Azules que se caen de morados
Tanto dio la piedra sobre el cántaro, que se secaron los olivos. Ella tenía los ojos turbios y un turbante azul, azul como las mallas que se interponían entre mis ojos, mis manos y sus piernas, y su piel y mis pasiones; mis deseos. El agua de la fuente era dulcísimo, y cuando no, llovía a cántaros; ella cantaba una canción en la ventana azul. Azules, como sus sueños en mis manos, como el mar en lontananza, y lejos. Yo cantaba un cantar entre sus piernas (sin las mallas azules, por supuesto); la lluvia decía afuera sus cosechas mientras, en guardia, el guardián tosía y cruzaba vigilando la terraza.
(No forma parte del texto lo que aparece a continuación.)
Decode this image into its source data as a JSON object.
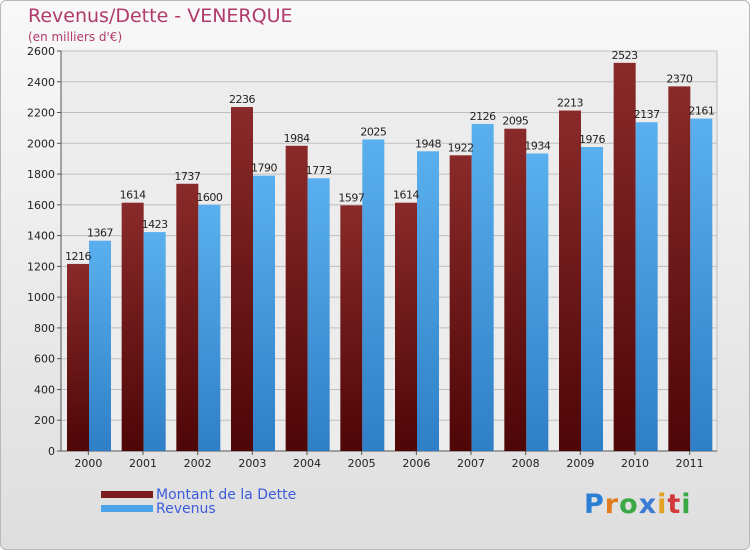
{
  "header": {
    "title": "Revenus/Dette - VENERQUE",
    "subtitle": "(en milliers d'€)"
  },
  "colors": {
    "dette": "#7a1c1c",
    "revenus": "#4aa3e8",
    "title": "#b03a6a",
    "legend_text": "#3b5bdb"
  },
  "legend": {
    "items": [
      {
        "label": "Montant de la Dette",
        "color": "#7a1c1c"
      },
      {
        "label": "Revenus",
        "color": "#4aa3e8"
      }
    ]
  },
  "logo": {
    "text": "Proxiti"
  },
  "chart_data": {
    "type": "bar",
    "title": "Revenus/Dette - VENERQUE",
    "subtitle": "(en milliers d'€)",
    "categories": [
      "2000",
      "2001",
      "2002",
      "2003",
      "2004",
      "2005",
      "2006",
      "2007",
      "2008",
      "2009",
      "2010",
      "2011"
    ],
    "series": [
      {
        "name": "Montant de la Dette",
        "values": [
          1216,
          1614,
          1737,
          2236,
          1984,
          1597,
          1614,
          1922,
          2095,
          2213,
          2523,
          2370
        ]
      },
      {
        "name": "Revenus",
        "values": [
          1367,
          1423,
          1600,
          1790,
          1773,
          2025,
          1948,
          2126,
          1934,
          1976,
          2137,
          2161
        ]
      }
    ],
    "ylim": [
      0,
      2600
    ],
    "yticks": [
      0,
      200,
      400,
      600,
      800,
      1000,
      1200,
      1400,
      1600,
      1800,
      2000,
      2200,
      2400,
      2600
    ],
    "grid": true,
    "legend_position": "bottom-left"
  }
}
Desátame la falda, me decía; desátame las ansias y el fuego y las ganas de saltar y saltar del bolling jumping. Tanto pendió el racimo, que me secó los ojos y el deseo. Sabor que se me pierde por las comisuras, por los dedos y todos los sentidos. Sabor que sabe a fresas y se chorrea como el vino que baja por las uvas; dos. Las dos que cuelgan, plenos pezones que casi revientan en el vano de la tarde; jadeando, cabalgando cabalgando, sudando con el grito que abre en dos todo el silencio y llama a su centro todas las llamas, y las manos que asen, sueltan y vuelven a asir el aire y los deseos. Lenguas que salen y penetran. Labios que se secan y se mojan. Vides colgando, maceración del tiempo en su jugo.
Yo no bajé con celular ni entré a buscar con mi escafandra el yin y el yan. Sólo bebí con sed hasta saciar todas las hambres y llenar la pendencia que ella guardaba en una página de su agenda.